Algérie – CAN : Le tirage au sort du premier tour de la Coupe d’Afrique des Nations de handball 2026 a livré son verdict, et avec lui une nouvelle page s’ouvre pour l’équipe d’Algérie. Placée dans le groupe A, l’Algérie devra composer avec trois adversaires aux profils très différents : le Nigeria, le Rwanda — pays organisateur — et la Zambie. Une configuration qui, au premier regard, peut sembler abordable, mais qui exige prudence et lucidité. Une CAN de handball n’est jamais un tournoi où les puissances historiques gagnent sur leur seule réputation. Les réalités du terrain, l’énergie du public hôte et l’inévitable montée en puissance des nations émergentes sont des éléments capables de rebattre les cartes.

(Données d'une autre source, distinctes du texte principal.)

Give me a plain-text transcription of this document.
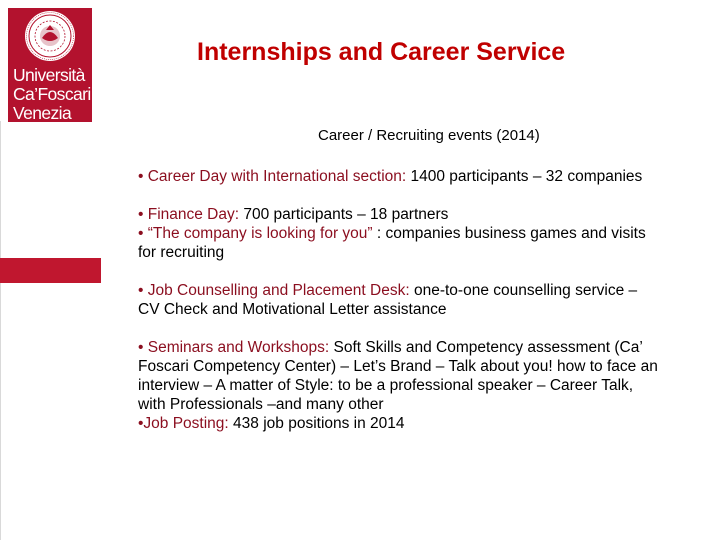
Università
Ca’Foscari
Venezia
Internships and Career Service
Career / Recruiting events (2014)

• Career Day with International section: 1400 participants – 32 companies

• Finance Day: 700 participants – 18 partners

• “The company is looking for you” : companies business games and visits for recruiting

• Job Counselling and Placement Desk: one-to-one counselling service – CV Check and Motivational Letter assistance

• Seminars and Workshops: Soft Skills and Competency assessment (Ca’ Foscari Competency Center) – Let’s Brand – Talk about you! how to face an interview – A matter of Style: to be a professional speaker – Career Talk, with Professionals –and many other

•Job Posting: 438 job positions in 2014
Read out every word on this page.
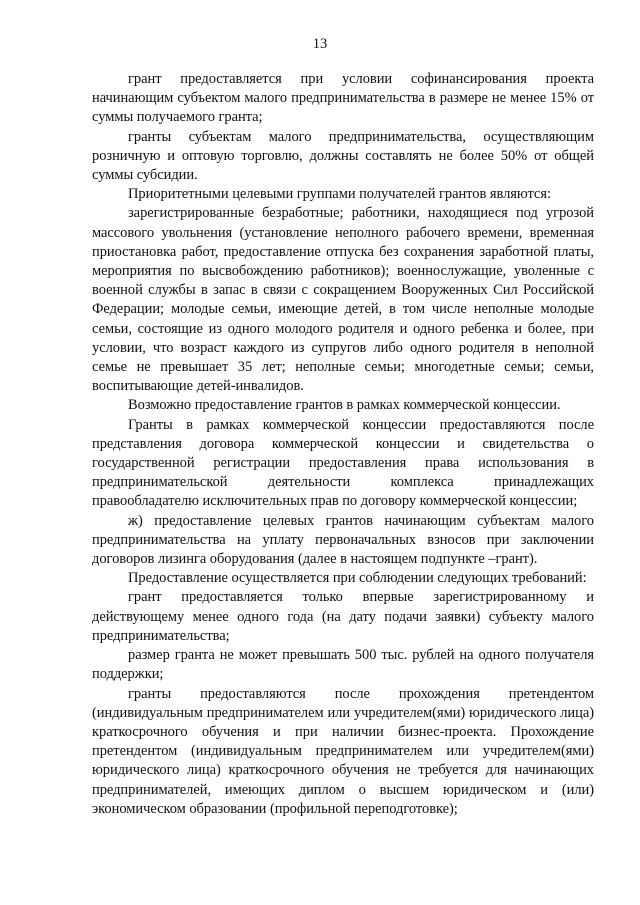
13

грант предоставляется при условии софинансирования проекта начинающим субъектом малого предпринимательства в размере не менее 15% от суммы получаемого гранта;

гранты субъектам малого предпринимательства, осуществляющим розничную и оптовую торговлю, должны составлять не более 50% от общей суммы субсидии.

Приоритетными целевыми группами получателей грантов являются:

зарегистрированные безработные; работники, находящиеся под угрозой массового увольнения (установление неполного рабочего времени, временная приостановка работ, предоставление отпуска без сохранения заработной платы, мероприятия по высвобождению работников); военнослужащие, уволенные с военной службы в запас в связи с сокращением Вооруженных Сил Российской Федерации; молодые семьи, имеющие детей, в том числе неполные молодые семьи, состоящие из одного молодого родителя и одного ребенка и более, при условии, что возраст каждого из супругов либо одного родителя в неполной семье не превышает 35 лет; неполные семьи; многодетные семьи; семьи, воспитывающие детей-инвалидов.

Возможно предоставление грантов в рамках коммерческой концессии.

Гранты в рамках коммерческой концессии предоставляются после представления договора коммерческой концессии и свидетельства о государственной регистрации предоставления права использования в предпринимательской деятельности комплекса принадлежащих правообладателю исключительных прав по договору коммерческой концессии;

ж) предоставление целевых грантов начинающим субъектам малого предпринимательства на уплату первоначальных взносов при заключении договоров лизинга оборудования (далее в настоящем подпункте –грант).

Предоставление осуществляется при соблюдении следующих требований:

грант предоставляется только впервые зарегистрированному и действующему менее одного года (на дату подачи заявки) субъекту малого предпринимательства;

размер гранта не может превышать 500 тыс. рублей на одного получателя поддержки;

гранты предоставляются после прохождения претендентом (индивидуальным предпринимателем или учредителем(ями) юридического лица) краткосрочного обучения и при наличии бизнес-проекта. Прохождение претендентом (индивидуальным предпринимателем или учредителем(ями) юридического лица) краткосрочного обучения не требуется для начинающих предпринимателей, имеющих диплом о высшем юридическом и (или) экономическом образовании (профильной переподготовке);
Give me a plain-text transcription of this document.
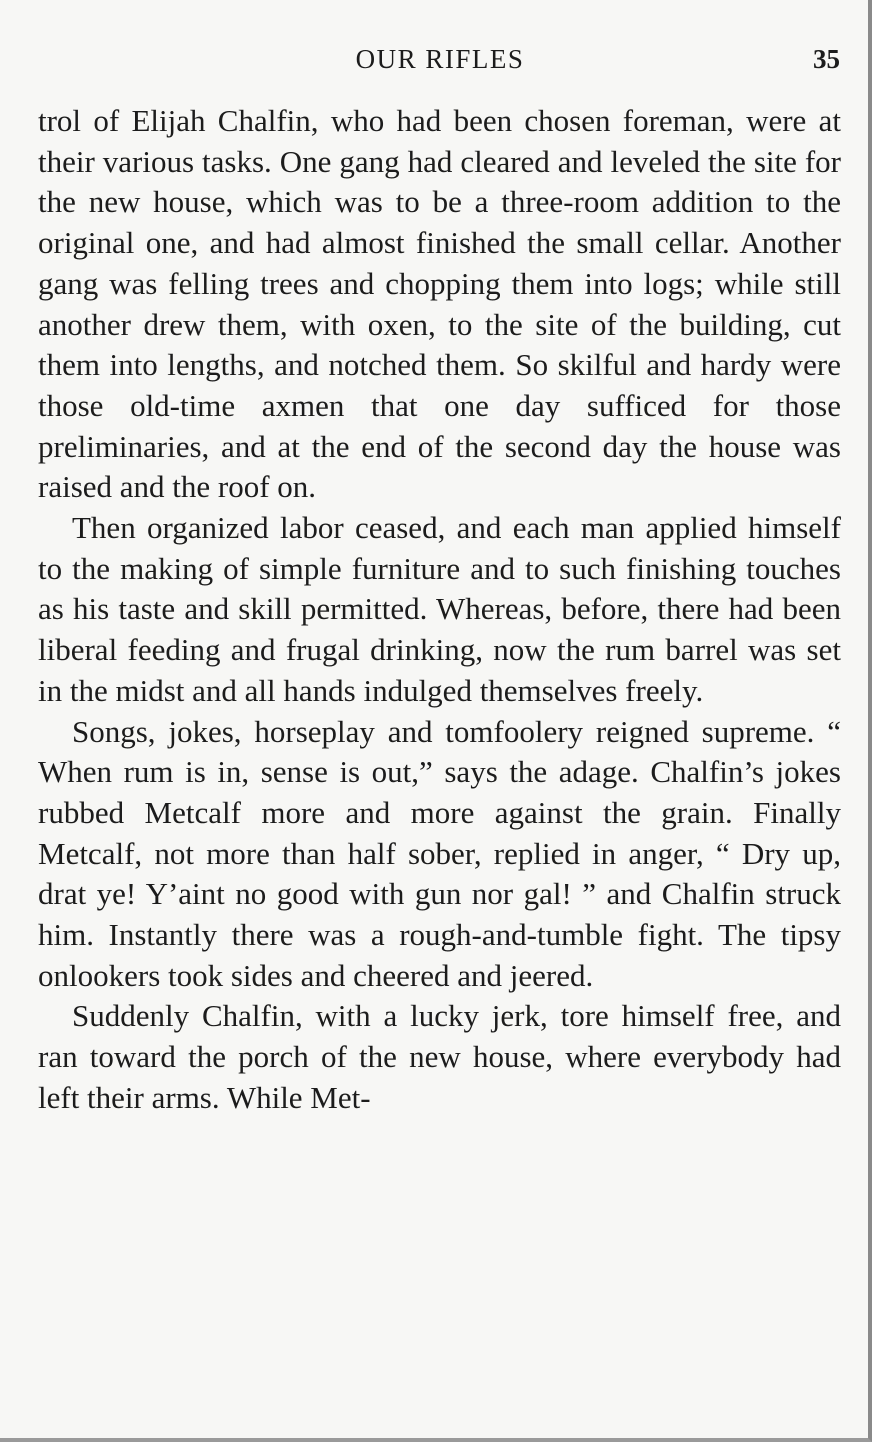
OUR RIFLES	35

trol of Elijah Chalfin, who had been chosen foreman, were at their various tasks. One gang had cleared and leveled the site for the new house, which was to be a three-room addition to the original one, and had almost finished the small cellar. Another gang was felling trees and chopping them into logs; while still another drew them, with oxen, to the site of the building, cut them into lengths, and notched them. So skilful and hardy were those old-time axmen that one day sufficed for those preliminaries, and at the end of the second day the house was raised and the roof on.

Then organized labor ceased, and each man applied himself to the making of simple furniture and to such finishing touches as his taste and skill permitted. Whereas, before, there had been liberal feeding and frugal drinking, now the rum barrel was set in the midst and all hands indulged themselves freely.

Songs, jokes, horseplay and tomfoolery reigned supreme. “ When rum is in, sense is out,” says the adage. Chalfin’s jokes rubbed Metcalf more and more against the grain. Finally Metcalf, not more than half sober, replied in anger, “ Dry up, drat ye! Y’aint no good with gun nor gal! ” and Chalfin struck him. Instantly there was a rough-and-tumble fight. The tipsy onlookers took sides and cheered and jeered.

Suddenly Chalfin, with a lucky jerk, tore himself free, and ran toward the porch of the new house, where everybody had left their arms. While Met-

Pour l’Algérie, cette entrée dans la compétition, prévue au Rwanda entre le 21 et le 31 janvier, n’est pas un simple rendez-vous sportif : c’est un test de maturité, un moment où le passé doit cesser d’être une référence et devenir un moteur.
L’aspect stratégique de ce tirage est évident. Affronter le pays hôte en phase de groupes place immédiatement la sélection dans une atmosphère de tension — jouer face à une salle entièrement acquise à l’adversaire représente un défi mental autant que sportif. La nation rwandaise a bâti progressivement une structure handball, elle ne possède pas encore le statut des grandes puissances africaines, mais elle garde un avantage logistique et psychologique inestimable : celui de la maison. Le Nigeria, lui, arrive avec l’étiquette de l’inconnue dangereuse : un collectif irrégulier, mais capable d’explosions de puissance qui peuvent renverser un match en dix minutes. Quant à la Zambie, elle incarne ce profil encore sous-estimé, mais qui peut capitaliser sur la fatigue ou la rotation de l’adversaire. Cette diversité oblige l’Algérie à un paramètre essentiel : ne pas jouer les matchs à l’économie. Les groupes se gagnent souvent sur des détails, une différence de buts, un moment de nervosité. Et si la logique veut que les Verts se qualifient, l’histoire sportive africaine ne pardonne jamais le relâchement.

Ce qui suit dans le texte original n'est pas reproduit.